On Persistently Resetting Learning Integrators: A Framework For Model-Free Feedback Optimization
Mahmoud Abdelgalil, Jorge I. Poveda
TL;DR
The paper introduces persistently resetting learning integrators (PRLI) as a novel model-free, zeroth-order gradient oracle for real-time feedback optimization in dynamical systems. By formulating the optimization-and-plant interconnection as a hybrid dynamical system (HDS) and leveraging unbiased persistently exciting signals, PRLIs deliver global, real-time gradient estimates with controllably small perturbations, enabling robust coupling with discrete-time optimization algorithms. The authors establish uniform global asymptotic stability (UGAS) for static cost functions and extend the results to dynamic costs via a singular-perturbation timescale separation, proving semi-global practical stability (SGPAS) as the plant fast dynamics decouple.

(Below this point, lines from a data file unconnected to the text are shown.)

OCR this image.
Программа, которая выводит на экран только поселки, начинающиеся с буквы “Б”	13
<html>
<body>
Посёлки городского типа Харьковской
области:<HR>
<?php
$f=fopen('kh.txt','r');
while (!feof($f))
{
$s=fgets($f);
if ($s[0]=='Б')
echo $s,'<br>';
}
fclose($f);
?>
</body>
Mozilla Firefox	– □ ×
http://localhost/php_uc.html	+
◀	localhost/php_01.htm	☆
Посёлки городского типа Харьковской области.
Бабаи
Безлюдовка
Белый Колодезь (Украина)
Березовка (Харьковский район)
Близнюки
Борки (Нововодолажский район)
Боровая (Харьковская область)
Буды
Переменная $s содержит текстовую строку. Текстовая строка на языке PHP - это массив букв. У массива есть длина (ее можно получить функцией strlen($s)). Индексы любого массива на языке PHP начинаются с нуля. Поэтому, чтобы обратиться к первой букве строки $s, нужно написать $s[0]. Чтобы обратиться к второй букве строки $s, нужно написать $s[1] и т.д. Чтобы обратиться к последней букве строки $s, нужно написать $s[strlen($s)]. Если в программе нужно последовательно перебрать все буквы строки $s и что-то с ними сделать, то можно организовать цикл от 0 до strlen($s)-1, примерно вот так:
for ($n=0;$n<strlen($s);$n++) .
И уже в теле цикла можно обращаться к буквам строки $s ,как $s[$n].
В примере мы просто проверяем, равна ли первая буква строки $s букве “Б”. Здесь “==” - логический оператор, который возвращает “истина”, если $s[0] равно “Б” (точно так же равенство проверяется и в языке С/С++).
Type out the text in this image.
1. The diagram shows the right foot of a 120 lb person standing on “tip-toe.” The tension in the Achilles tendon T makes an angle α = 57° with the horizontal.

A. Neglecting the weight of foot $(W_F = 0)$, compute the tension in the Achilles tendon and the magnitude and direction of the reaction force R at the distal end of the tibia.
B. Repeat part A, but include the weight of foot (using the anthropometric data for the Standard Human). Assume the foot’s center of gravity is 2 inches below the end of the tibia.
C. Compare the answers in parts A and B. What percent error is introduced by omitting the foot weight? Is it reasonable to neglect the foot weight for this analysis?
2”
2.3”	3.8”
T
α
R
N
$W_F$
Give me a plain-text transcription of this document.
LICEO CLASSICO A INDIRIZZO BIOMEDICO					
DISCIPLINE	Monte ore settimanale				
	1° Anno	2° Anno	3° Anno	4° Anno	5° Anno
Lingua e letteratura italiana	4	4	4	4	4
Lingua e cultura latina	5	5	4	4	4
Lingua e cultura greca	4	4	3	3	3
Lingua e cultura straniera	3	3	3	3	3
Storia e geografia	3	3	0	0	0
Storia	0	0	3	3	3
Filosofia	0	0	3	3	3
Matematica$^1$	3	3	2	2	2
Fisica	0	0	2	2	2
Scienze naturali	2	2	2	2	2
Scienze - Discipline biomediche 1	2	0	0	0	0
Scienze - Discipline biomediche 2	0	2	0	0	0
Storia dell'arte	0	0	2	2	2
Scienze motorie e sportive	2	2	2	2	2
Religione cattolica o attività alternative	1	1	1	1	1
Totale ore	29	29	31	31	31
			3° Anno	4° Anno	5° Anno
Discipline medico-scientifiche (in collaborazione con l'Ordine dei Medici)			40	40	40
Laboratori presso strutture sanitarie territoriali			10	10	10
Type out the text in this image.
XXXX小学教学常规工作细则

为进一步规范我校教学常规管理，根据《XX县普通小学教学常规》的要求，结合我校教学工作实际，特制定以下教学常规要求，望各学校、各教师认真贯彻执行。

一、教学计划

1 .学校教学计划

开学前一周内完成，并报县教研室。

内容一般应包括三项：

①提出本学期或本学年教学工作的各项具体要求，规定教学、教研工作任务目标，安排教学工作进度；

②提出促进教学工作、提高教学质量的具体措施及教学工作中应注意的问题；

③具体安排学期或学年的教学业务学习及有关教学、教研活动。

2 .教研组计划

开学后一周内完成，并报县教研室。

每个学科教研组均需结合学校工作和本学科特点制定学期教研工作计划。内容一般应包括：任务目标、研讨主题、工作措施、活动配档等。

Numerical simulations validate the framework, demonstrating convergence of gradient descent, heavy-ball, and projected gradient descent under various PRLI-based configurations and showing effective interconnection with dynamic plants. Overall, the work bridges continuous-time physical dynamics with discrete-time optimization, offering a modular, globally stabilizing approach to model-free feedback optimization.
Abstract
We study a novel class of algorithms for solving model-free feedback optimization problems in dynamical systems. The key novelty is the introduction of \emph{persistent resetting learning integrators} (PRLI), which are integrators that are reset at the same frequency at which the plant is dithered using exploratory signals for model-free optimization. It is shown that PRLIs can serve as core mechanisms for real-time gradient estimation in online feedback-optimization tasks where only cost function measurements are available. In particular, unlike existing approaches based on approximation theory, such as averaging or finite-differences, PRLIs can produce global real-time gradient estimates of cost functions, with uniformly bounded perturbations of arbitrarily small magnitude. In this sense, PRLIs function as robust \emph{hybrid} "Oracles" suitable for interconnection with discrete-time optimization algorithms that optimize the performance of continuous-time dynamical plants in closed-loop operation. Compared to existing methods, PRLIs yield \emph{global} stability properties for a broad class of cost functions, surpassing the local or semi-global guarantees offered by traditional approaches based on perturbation and approximation theory. The proposed framework naturally bridges physical systems, modeled as continuous-time plants where continuous exploration is essential, with digital algorithms, represented as discrete-time optimization methods. The main results are illustrated using different numerical examples.